In August 1618 John Chamberlain wrote that "Archie the Dizzard" had been granted a lucrative monopoly on the making of clay tobacco pipes although this was incorrect. In October 1618, it was reported that "Archy the Fool" had been banished from the court for misbehaviour.

In 1623 he accompanied Prince Charles and Lord Buckingham in their royal marriage negotiations in Spain, where he was much favoured by the Spanish court. Philip IV of Spain gave him a suit and a gold chain, and, according to his own account, was granted a pension. According to James Howell, "cousin Archy" was allowed access to the Infanta with her meninas and ladies of honour. He teased them on the defeat of the Armada, and censured the conduct of the expedition to Buckingham's face. Buckingham declared he would have him hanged, to which the jester replied that "dukes had often been hanged for insolence but never fools for talking." On his return he gained some complimentary allusions from Ben Jonson by his attacks upon the Spanish marriage.

He retained his post on the accession of Charles I, and accumulated a considerable fortune, including the grant by the king of 1000 acres (4 km^{2}) in Ireland. After the death of Buckingham in 1628, whom he declared "the greatest enemy of three kings", the principal object of his dislike and rude jests was William Laud, whom he openly vilified and ridiculed.
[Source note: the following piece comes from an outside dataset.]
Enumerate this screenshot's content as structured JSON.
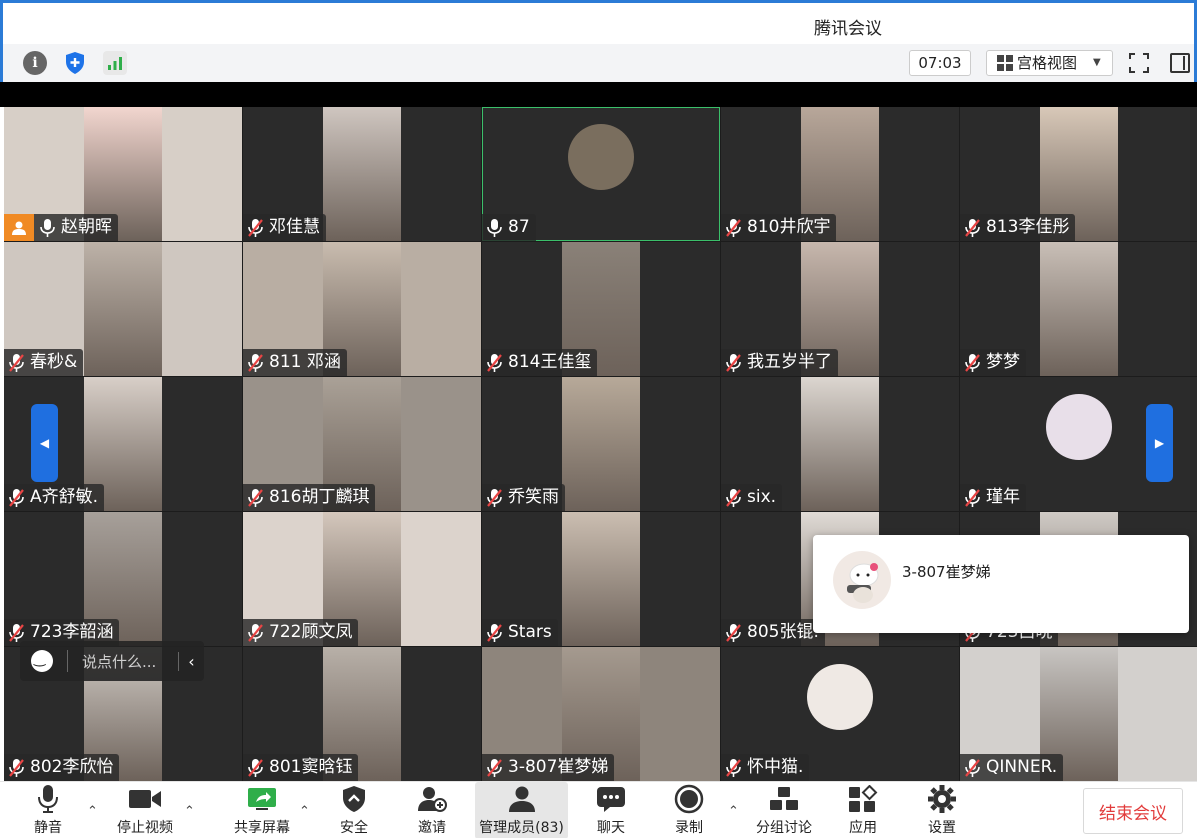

He pronounced the following grace at Whitehall in Laud's presence: "Great praise be given to God and little laud to the devil" (Laud stood only five feet tall, and bitterly resented remarks on the subject), and after the news of the rebellion in Scotland in 1637 he greeted Laud on his way to the council chamber at Whitehall with: "Who's fool now? Does not your Grace hear the news from Stirling about the liturgy?" On Laud's complaint to the council, Armstrong was sentenced the same day "to have his coat pulled over his head and be discharged the king's service and banished the king's court."

==Later years==
He settled in London as a money-lender, and many complaints were made to the privy council and House of Lords of his sharp practices. In 1641 on the occasion of Laud's arrest, he enjoyed a mean revenge by publishing Archy's Dream; sometimes Jester to his Majestie, but exiled the Court by Canterburie's malice. Subsequently, he resided at Arthuret in Cumberland, according to some accounts his birthplace, where he possessed an estate, and where he died in 1672, his burial taking place on 1 April.

He was twice married, his second wife being Sybilla Bell. There is no record of any legal offspring, but the baptism of a "base son" of Archibald Armstrong is entered in the parish register of 17 December 1643. A Banquet of Jests: A change of Cheare, published about 1630, a collection chiefly of dull, stale jokes, is attributed to him, and with still less reason probably A choice Banquet of Witty Jests ... Being an addition to Archee's Jests, taken out of his Closet but never published in his Lifetime (1660).

In 1651, as in the case of several royal servants and artisans, the executor of Archibald Armstrong, Philip Armstrong, was given compensation for unpaid wages by the Commonwealth Committee for the Sale of Late King's Goods.